See: Appendix 1 for details of the MEDLINE search strategy. This strategy will be adapted for the other databases.

Searching other resources

We will search the reference lists of identified trial reports to find additional trials. We will contact investigators to identify additional published and unpublished studies.

Data collection and analysis

Selection of studies

Both authors will independently review the titles and abstracts resulting from the searches. We will obtain full copies of any report referring to possibly or definitely relevant trials. We will assess the full copies according to the definitions in the 'Criteria for considering studies for this review'. Only trials meeting these predefined criteria will be assessed for methodological quality. We will resolve disagreements by discussion.

Assessment of methodological quality of included studies

Both authors will assess trial quality according to methods set out in Section 6 of the Cochrane Handbook for Systematic Reviews of Interventions (Higgins 2005b). Five parameters will be considered: allocation concealment, method of allocation to treatment, documentation of exclusions, masking of outcome assessment and completeness of follow‐up. Each parameter of trial quality will be graded: A ‐ low risk of bias; B ‐ moderate risk of bias; and C ‐ high risk of bias. (e.g. Allocation concealment: A= centralised randomisation; B = envelopes but no qualifying statement; C = alternation). We will resolve disagreements by discussion. Authors will not be masked to trial details during the quality assessment. We will exclude trials scoring C on allocation concealment. In the case where missing or confusing data does not permit a clear grading of the trial, the study authors will be contacted to obtain further information from them directly. Studies in which both eyes of the same patient have been included will be graded as moderate risk of bias.

Data extraction and management

Both authors will independently extract data with relation to the outcome measures outlined above and resolve discrepancies by discussion. One author will enter the data into RevMan and the other author will use the double‐data entry facility.

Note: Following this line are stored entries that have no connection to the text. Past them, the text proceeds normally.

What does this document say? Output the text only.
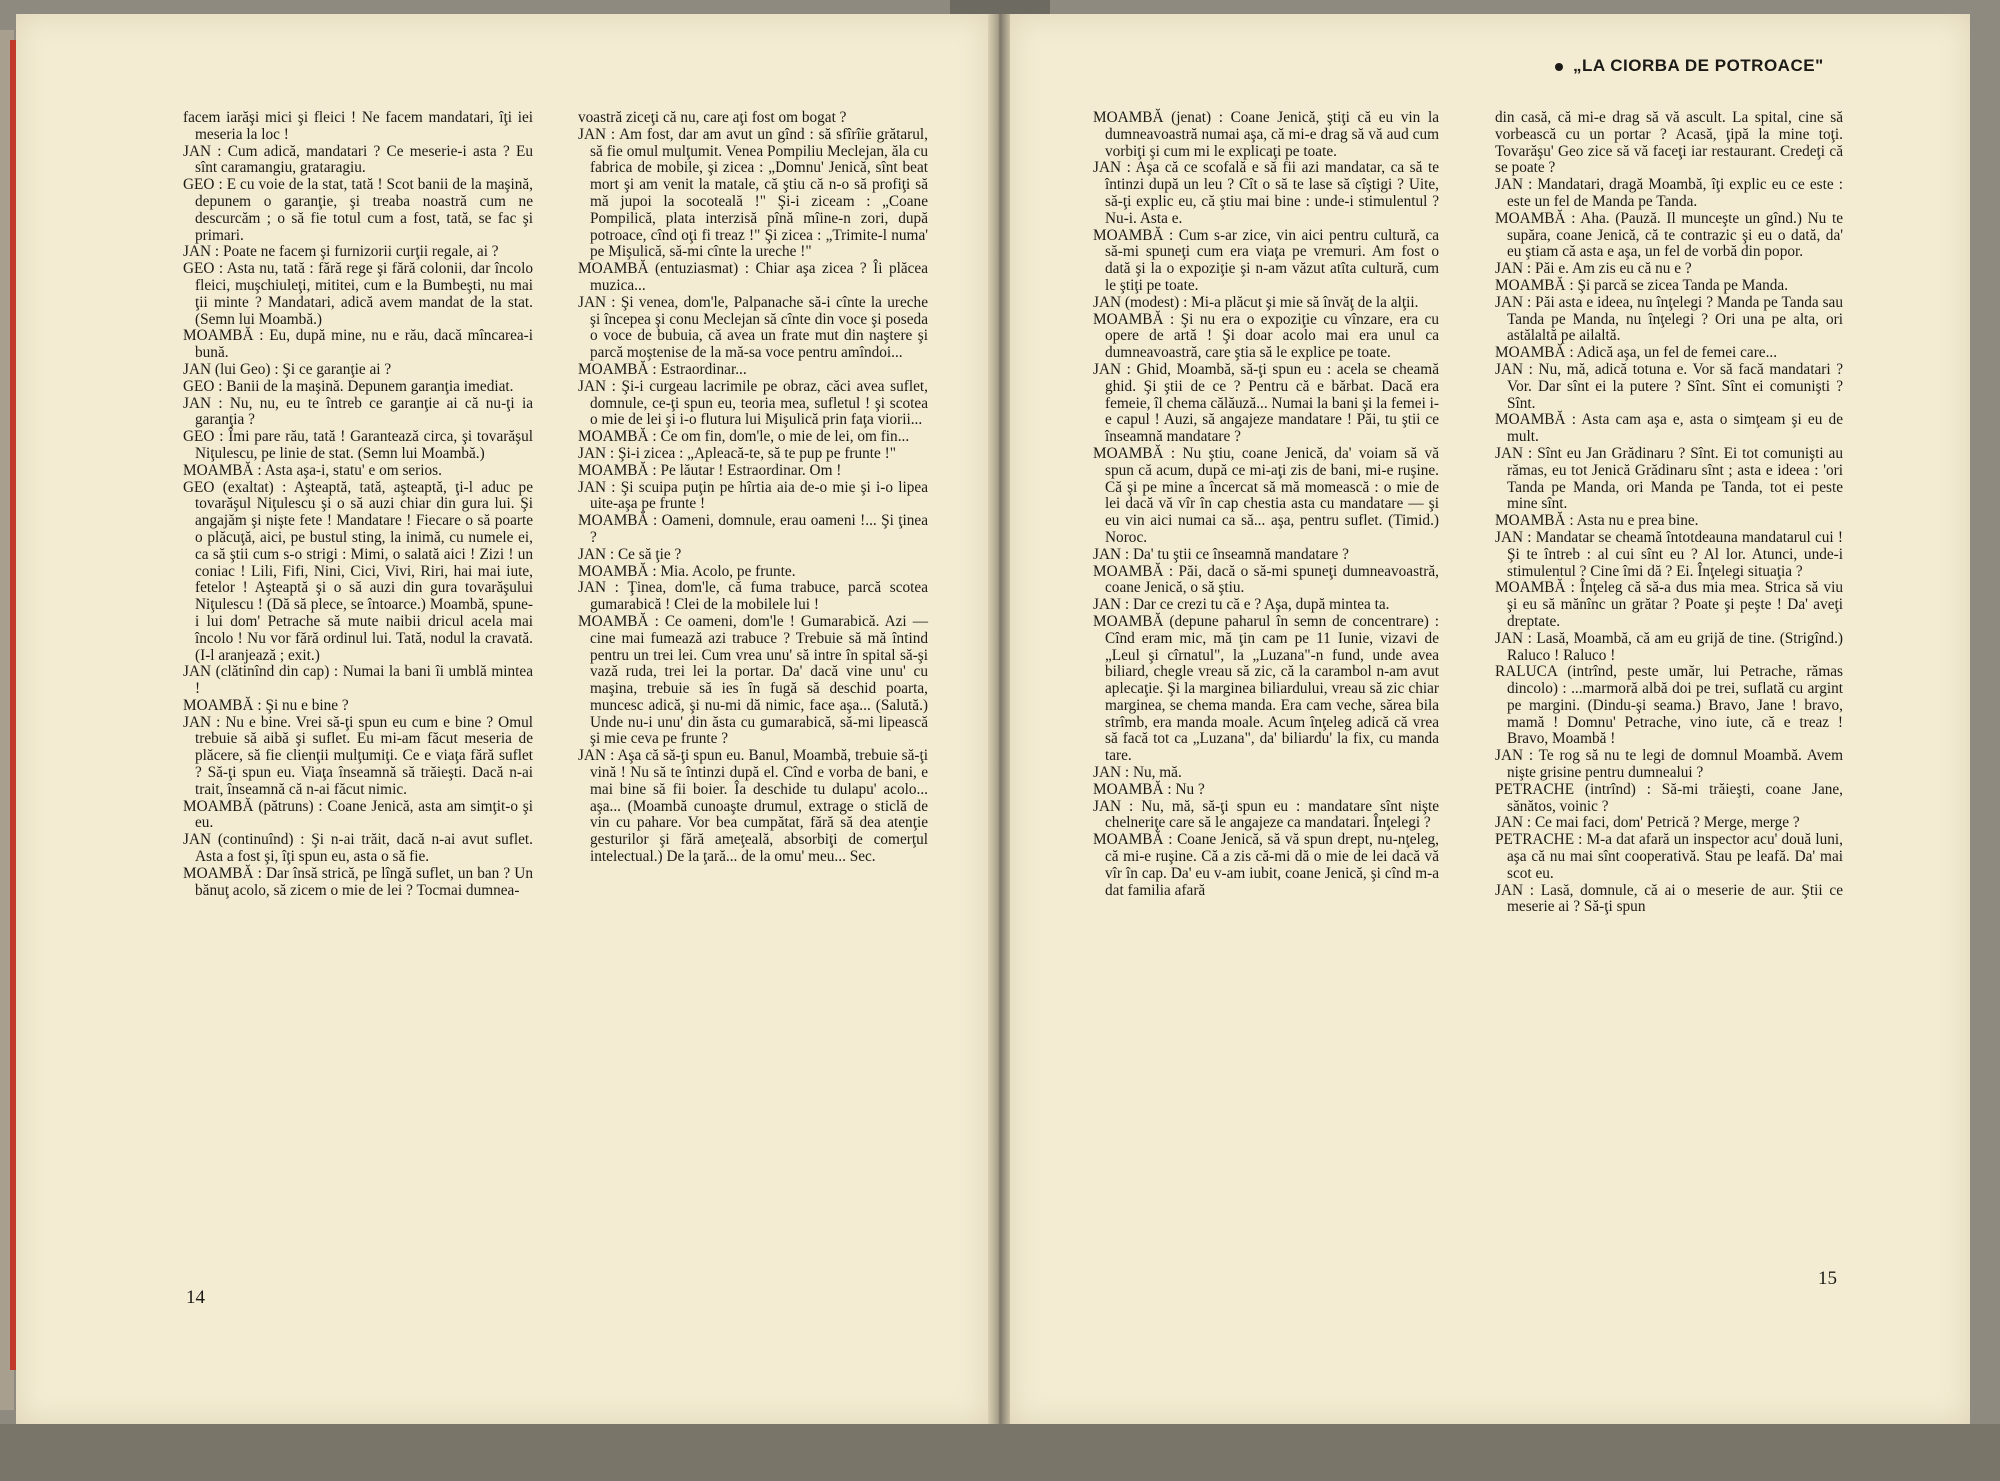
„LA CIORBA DE POTROACE"

facem iarăşi mici şi fleici ! Ne facem mandatari, îţi iei meseria la loc !

JAN : Cum adică, mandatari ? Ce meserie-i asta ? Eu sînt caramangiu, grataragiu.

GEO : E cu voie de la stat, tată ! Scot banii de la maşină, depunem o garanţie, şi treaba noastră cum ne descurcăm ; o să fie totul cum a fost, tată, se fac şi primari.

JAN : Poate ne facem şi furnizorii curţii regale, ai ?

GEO : Asta nu, tată : fără rege şi fără colonii, dar încolo fleici, muşchiuleţi, mititei, cum e la Bumbeşti, nu mai ţii minte ? Mandatari, adică avem mandat de la stat. (Semn lui Moambă.)

MOAMBĂ : Eu, după mine, nu e rău, dacă mîncarea-i bună.

JAN (lui Geo) : Şi ce garanţie ai ?

GEO : Banii de la maşină. Depunem garanţia imediat.

JAN : Nu, nu, eu te întreb ce garanţie ai că nu-ţi ia garanţia ?

GEO : Îmi pare rău, tată ! Garantează circa, şi tovarăşul Niţulescu, pe linie de stat. (Semn lui Moambă.)

MOAMBĂ : Asta aşa-i, statu' e om serios.

GEO (exaltat) : Aşteaptă, tată, aşteaptă, ţi-l aduc pe tovarăşul Niţulescu şi o să auzi chiar din gura lui. Şi angajăm şi nişte fete ! Mandatare ! Fiecare o să poarte o plăcuţă, aici, pe bustul sting, la inimă, cu numele ei, ca să ştii cum s-o strigi : Mimi, o salată aici ! Zizi ! un coniac ! Lili, Fifi, Nini, Cici, Vivi, Riri, hai mai iute, fetelor ! Aşteaptă şi o să auzi din gura tovarăşului Niţulescu ! (Dă să plece, se întoarce.) Moambă, spune-i lui dom' Petrache să mute naibii dricul acela mai încolo ! Nu vor fără ordinul lui. Tată, nodul la cravată. (I-l aranjează ; exit.)

JAN (clătinînd din cap) : Numai la bani îi umblă mintea !

MOAMBĂ : Şi nu e bine ?

JAN : Nu e bine. Vrei să-ţi spun eu cum e bine ? Omul trebuie să aibă şi suflet. Eu mi-am făcut meseria de plăcere, să fie clienţii mulţumiţi. Ce e viaţa fără suflet ? Să-ţi spun eu. Viaţa înseamnă să trăieşti. Dacă n-ai trait, înseamnă că n-ai făcut nimic.

MOAMBĂ (pătruns) : Coane Jenică, asta am simţit-o şi eu.

JAN (continuînd) : Şi n-ai trăit, dacă n-ai avut suflet. Asta a fost şi, îţi spun eu, asta o să fie.

MOAMBĂ : Dar însă strică, pe lîngă suflet, un ban ? Un bănuţ acolo, să zicem o mie de lei ? Tocmai dumnea-

voastră ziceţi că nu, care aţi fost om bogat ?

JAN : Am fost, dar am avut un gînd : să sfîrîie grătarul, să fie omul mulţumit. Venea Pompiliu Meclejan, ăla cu fabrica de mobile, şi zicea : „Domnu' Jenică, sînt beat mort şi am venit la matale, că ştiu că n-o să profiţi să mă jupoi la socoteală !" Şi-i ziceam : „Coane Pompilică, plata interzisă pînă mîine-n zori, după potroace, cînd oţi fi treaz !" Şi zicea : „Trimite-l numa' pe Mişulică, să-mi cînte la ureche !"

MOAMBĂ (entuziasmat) : Chiar aşa zicea ? Îi plăcea muzica...

JAN : Şi venea, dom'le, Palpanache să-i cînte la ureche şi începea şi conu Meclejan să cînte din voce şi poseda o voce de bubuia, că avea un frate mut din naştere şi parcă moştenise de la mă-sa voce pentru amîndoi...

MOAMBĂ : Estraordinar...

JAN : Şi-i curgeau lacrimile pe obraz, căci avea suflet, domnule, ce-ţi spun eu, teoria mea, sufletul ! şi scotea o mie de lei şi i-o flutura lui Mişulică prin faţa viorii...

MOAMBĂ : Ce om fin, dom'le, o mie de lei, om fin...

JAN : Şi-i zicea : „Apleacă-te, să te pup pe frunte !"

MOAMBĂ : Pe lăutar ! Estraordinar. Om !

JAN : Şi scuipa puţin pe hîrtia aia de-o mie şi i-o lipea uite-aşa pe frunte !

MOAMBĂ : Oameni, domnule, erau oameni !... Şi ţinea ?

JAN : Ce să ţie ?

MOAMBĂ : Mia. Acolo, pe frunte.

JAN : Ţinea, dom'le, că fuma trabuce, parcă scotea gumarabică ! Clei de la mobilele lui !

MOAMBĂ : Ce oameni, dom'le ! Gumarabică. Azi — cine mai fumează azi trabuce ? Trebuie să mă întind pentru un trei lei. Cum vrea unu' să intre în spital să-şi vază ruda, trei lei la portar. Da' dacă vine unu' cu maşina, trebuie să ies în fugă să deschid poarta, muncesc adică, şi nu-mi dă nimic, face aşa... (Salută.) Unde nu-i unu' din ăsta cu gumarabică, să-mi lipească şi mie ceva pe frunte ?

JAN : Aşa că să-ţi spun eu. Banul, Moambă, trebuie să-ţi vină ! Nu să te întinzi după el. Cînd e vorba de bani, e mai bine să fii boier. Îa deschide tu dulapu' acolo... aşa... (Moambă cunoaşte drumul, extrage o sticlă de vin cu pahare. Vor bea cumpătat, fără să dea atenţie gesturilor şi fără ameţeală, absorbiţi de comerţul intelectual.) De la ţară... de la omu' meu... Sec.

MOAMBĂ (jenat) : Coane Jenică, ştiţi că eu vin la dumneavoastră numai aşa, că mi-e drag să vă aud cum vorbiţi şi cum mi le explicaţi pe toate.

JAN : Aşa că ce scofală e să fii azi mandatar, ca să te întinzi după un leu ? Cît o să te lase să cîştigi ? Uite, să-ţi explic eu, că ştiu mai bine : unde-i stimulentul ? Nu-i. Asta e.

MOAMBĂ : Cum s-ar zice, vin aici pentru cultură, ca să-mi spuneţi cum era viaţa pe vremuri. Am fost o dată şi la o expoziţie şi n-am văzut atîta cultură, cum le ştiţi pe toate.

JAN (modest) : Mi-a plăcut şi mie să învăţ de la alţii.

MOAMBĂ : Şi nu era o expoziţie cu vînzare, era cu opere de artă ! Şi doar acolo mai era unul ca dumneavoastră, care ştia să le explice pe toate.

JAN : Ghid, Moambă, să-ţi spun eu : acela se cheamă ghid. Şi ştii de ce ? Pentru că e bărbat. Dacă era femeie, îl chema călăuză... Numai la bani şi la femei i-e capul ! Auzi, să angajeze mandatare ! Păi, tu ştii ce înseamnă mandatare ?

MOAMBĂ : Nu ştiu, coane Jenică, da' voiam să vă spun că acum, după ce mi-aţi zis de bani, mi-e ruşine. Că şi pe mine a încercat să mă momească : o mie de lei dacă vă vîr în cap chestia asta cu mandatare — şi eu vin aici numai ca să... aşa, pentru suflet. (Timid.) Noroc.

JAN : Da' tu ştii ce înseamnă mandatare ?

MOAMBĂ : Păi, dacă o să-mi spuneţi dumneavoastră, coane Jenică, o să ştiu.

JAN : Dar ce crezi tu că e ? Aşa, după mintea ta.

MOAMBĂ (depune paharul în semn de concentrare) : Cînd eram mic, mă ţin cam pe 11 Iunie, vizavi de „Leul şi cîrnatul", la „Luzana"-n fund, unde avea biliard, chegle vreau să zic, că la carambol n-am avut aplecaţie. Şi la marginea biliardului, vreau să zic chiar marginea, se chema manda. Era cam veche, sărea bila strîmb, era manda moale. Acum înţeleg adică că vrea să facă tot ca „Luzana", da' biliardu' la fix, cu manda tare.

JAN : Nu, mă.

MOAMBĂ : Nu ?

JAN : Nu, mă, să-ţi spun eu : mandatare sînt nişte chelneriţe care să le angajeze ca mandatari. Înţelegi ?

MOAMBĂ : Coane Jenică, să vă spun drept, nu-nţeleg, că mi-e ruşine. Că a zis că-mi dă o mie de lei dacă vă vîr în cap. Da' eu v-am iubit, coane Jenică, şi cînd m-a dat familia afară

din casă, că mi-e drag să vă ascult. La spital, cine să vorbească cu un portar ? Acasă, ţipă la mine toţi. Tovarăşu' Geo zice să vă faceţi iar restaurant. Credeţi că se poate ?

JAN : Mandatari, dragă Moambă, îţi explic eu ce este : este un fel de Manda pe Tanda.

MOAMBĂ : Aha. (Pauză. Il munceşte un gînd.) Nu te supăra, coane Jenică, că te contrazic şi eu o dată, da' eu ştiam că asta e aşa, un fel de vorbă din popor.

JAN : Păi e. Am zis eu că nu e ?

MOAMBĂ : Şi parcă se zicea Tanda pe Manda.

JAN : Păi asta e ideea, nu înţelegi ? Manda pe Tanda sau Tanda pe Manda, nu înţelegi ? Ori una pe alta, ori astălaltă pe ailaltă.

MOAMBĂ : Adică aşa, un fel de femei care...

JAN : Nu, mă, adică totuna e. Vor să facă mandatari ? Vor. Dar sînt ei la putere ? Sînt. Sînt ei comunişti ? Sînt.

MOAMBĂ : Asta cam aşa e, asta o simţeam şi eu de mult.

JAN : Sînt eu Jan Grădinaru ? Sînt. Ei tot comunişti au rămas, eu tot Jenică Grădinaru sînt ; asta e ideea : 'ori Tanda pe Manda, ori Manda pe Tanda, tot ei peste mine sînt.

MOAMBĂ : Asta nu e prea bine.

JAN : Mandatar se cheamă întotdeauna mandatarul cui ! Şi te întreb : al cui sînt eu ? Al lor. Atunci, unde-i stimulentul ? Cine îmi dă ? Ei. Înţelegi situaţia ?

MOAMBĂ : Înţeleg că să-a dus mia mea. Strica să viu şi eu să mănînc un grătar ? Poate şi peşte ! Da' aveţi dreptate.

JAN : Lasă, Moambă, că am eu grijă de tine. (Strigînd.) Raluco ! Raluco !

RALUCA (intrînd, peste umăr, lui Petrache, rămas dincolo) : ...marmoră albă doi pe trei, suflată cu argint pe margini. (Dindu-şi seama.) Bravo, Jane ! bravo, mamă ! Domnu' Petrache, vino iute, că e treaz ! Bravo, Moambă !

JAN : Te rog să nu te legi de domnul Moambă. Avem nişte grisine pentru dumnealui ?

PETRACHE (intrînd) : Să-mi trăieşti, coane Jane, sănătos, voinic ?

JAN : Ce mai faci, dom' Petrică ? Merge, merge ?

PETRACHE : M-a dat afară un inspector acu' două luni, aşa că nu mai sînt cooperativă. Stau pe leafă. Da' mai scot eu.

JAN : Lasă, domnule, că ai o meserie de aur. Ştii ce meserie ai ? Să-ţi spun

14
15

Measures of treatment effect

Dichotomous data: the effect will be measured by risk ratio (RR).
Continuous data: difference in means (MD) or standardised difference in means (SMD) will be used.
Time‐to‐event data: survival analysis will be used.

Unit of analysis issues

Data from studies collecting similar outcome measures with similar follow‐up times will be summarised.

Dealing with missing data

When data is not available or authors do not respond within a reasonable time, trial parameters will be graded as quality C (high risk of bias).

Assessment of heterogeneity

Inconsistency across studies will be quantified by means of the I² statistic.

Assessment of reporting biases

To investigate reporting bias we will prepare a "funnel plot" and examine this for signs of asymmetry.

Data synthesis

A fixed or random‐effects model will be used according to the number of studies available at time of review.

Subgroup analysis and investigation of heterogeneity

Subgroup analysis (high, mid and low risk of failure) will only be performed if trial numbers are high enough to justify this.
Differences between two or more subgroups will be investigated using the method described by Deeks et al (Deeks 2001).

Sensitivity analysis

We will conduct sensitivity analyses to determine the impact of study quality on effect size. A sensitivity analysis will be performed to determine the effect of including or excluding trials that fall below a certain quality threshold (A, B or C).